DALLAS (Reuters) - A judge in Dallas ruled on Thursday that the state court on which she sits has the jurisdiction to hear a divorce suit by a gay couple who were married outside Texas where same-sex marriages are banned.
Dallas District Judge Tena Callahan said in the ruling that her court “has jurisdiction to hear a suit for divorce filed by persons legally married in another jurisdiction and who meet the residency and other prerequisites required to file for divorce in Dallas County, Texas.”
Texas Attorney General Greg Abbott immediately said he would appeal the ruling in the latest battle over gay marriage in the United States.
“The laws and constitution of the State of Texas define marriage as an institution involving one man and one woman. Today’s ruling purports to strike down that constitutional definition,” Abbott said in a statement.
“The Office of the Attorney General will appeal the court’s ruling to defend the traditional definition of marriage that was approved by Texas voters,” he said.
The divorce suit was filed in Dallas by an unidentified man and no details were available on where he had been married.

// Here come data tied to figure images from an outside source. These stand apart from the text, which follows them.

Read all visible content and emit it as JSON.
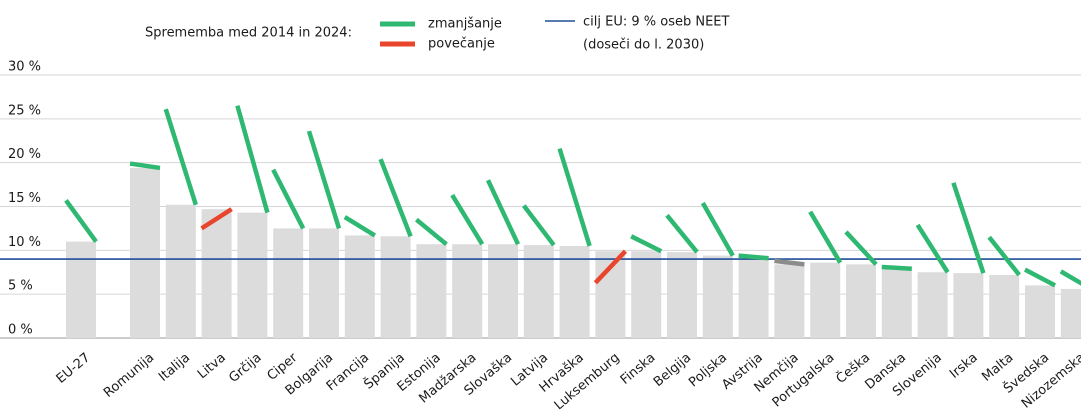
{
  "chart_data": {
    "type": "slope-bar",
    "legend_title": "Sprememba med 2014 in 2024:",
    "legend": [
      {
        "name": "zmanjšanje",
        "color": "#2eb872"
      },
      {
        "name": "povečanje",
        "color": "#e8452c"
      }
    ],
    "target": {
      "value": 9,
      "label": "cilj EU: 9 % oseb NEET",
      "note": "(doseči do l. 2030)",
      "color": "#1f4e99"
    },
    "categories": [
      "EU-27",
      "Romunija",
      "Italija",
      "Litva",
      "Grčija",
      "Ciper",
      "Bolgarija",
      "Francija",
      "Španija",
      "Estonija",
      "Madžarska",
      "Slovaška",
      "Latvija",
      "Hrvaška",
      "Luksemburg",
      "Finska",
      "Belgija",
      "Poljska",
      "Avstrija",
      "Nemčija",
      "Portugalska",
      "Češka",
      "Danska",
      "Slovenija",
      "Irska",
      "Malta",
      "Švedska",
      "Nizozemska"
    ],
    "values_2014": [
      15.7,
      19.9,
      26.1,
      12.5,
      26.5,
      19.2,
      23.6,
      13.8,
      20.4,
      13.5,
      16.3,
      18.0,
      15.1,
      21.6,
      6.3,
      11.6,
      14.0,
      15.4,
      9.4,
      8.8,
      14.4,
      12.1,
      8.1,
      12.9,
      17.7,
      11.5,
      7.8,
      7.6
    ],
    "values_2024": [
      11.0,
      19.4,
      15.2,
      14.7,
      14.3,
      12.5,
      12.5,
      11.7,
      11.6,
      10.7,
      10.7,
      10.7,
      10.6,
      10.5,
      9.9,
      9.9,
      9.8,
      9.4,
      9.1,
      8.4,
      8.6,
      8.4,
      7.9,
      7.5,
      7.4,
      7.2,
      6.0,
      5.6
    ],
    "line_colors": [
      "#2eb872",
      "#2eb872",
      "#2eb872",
      "#e8452c",
      "#2eb872",
      "#2eb872",
      "#2eb872",
      "#2eb872",
      "#2eb872",
      "#2eb872",
      "#2eb872",
      "#2eb872",
      "#2eb872",
      "#2eb872",
      "#e8452c",
      "#2eb872",
      "#2eb872",
      "#2eb872",
      "#2eb872",
      "#8c8c8c",
      "#2eb872",
      "#2eb872",
      "#2eb872",
      "#2eb872",
      "#2eb872",
      "#2eb872",
      "#2eb872",
      "#2eb872"
    ],
    "bar_color": "#dcdcdc",
    "ylim": [
      0,
      30
    ],
    "yticks": [
      {
        "value": 0,
        "label": "0 %"
      },
      {
        "value": 5,
        "label": "5 %"
      },
      {
        "value": 10,
        "label": "10 %"
      },
      {
        "value": 15,
        "label": "15 %"
      },
      {
        "value": 20,
        "label": "20 %"
      },
      {
        "value": 25,
        "label": "25 %"
      },
      {
        "value": 30,
        "label": "30 %"
      }
    ],
    "grid": true
  }
}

An attorney for the man could not be reached for comment.
Forty U.S. states have laws explicitly prohibiting gay marriages and the issue, along with abortion rights, is among the most divisive in America.
Same-sex marriage is banned in Texas by a voter-approved state constitutional amendment.
A handful of U.S. states, mostly in the northeast, have approved gay marriage though it is being challenged in Maine.
The District of Columbia city council voted on May 5 to recognize same-sex marriages performed in states where those unions are legal, even although gay marriages cannot be conducted in Washington D.C., the U.S. capitol.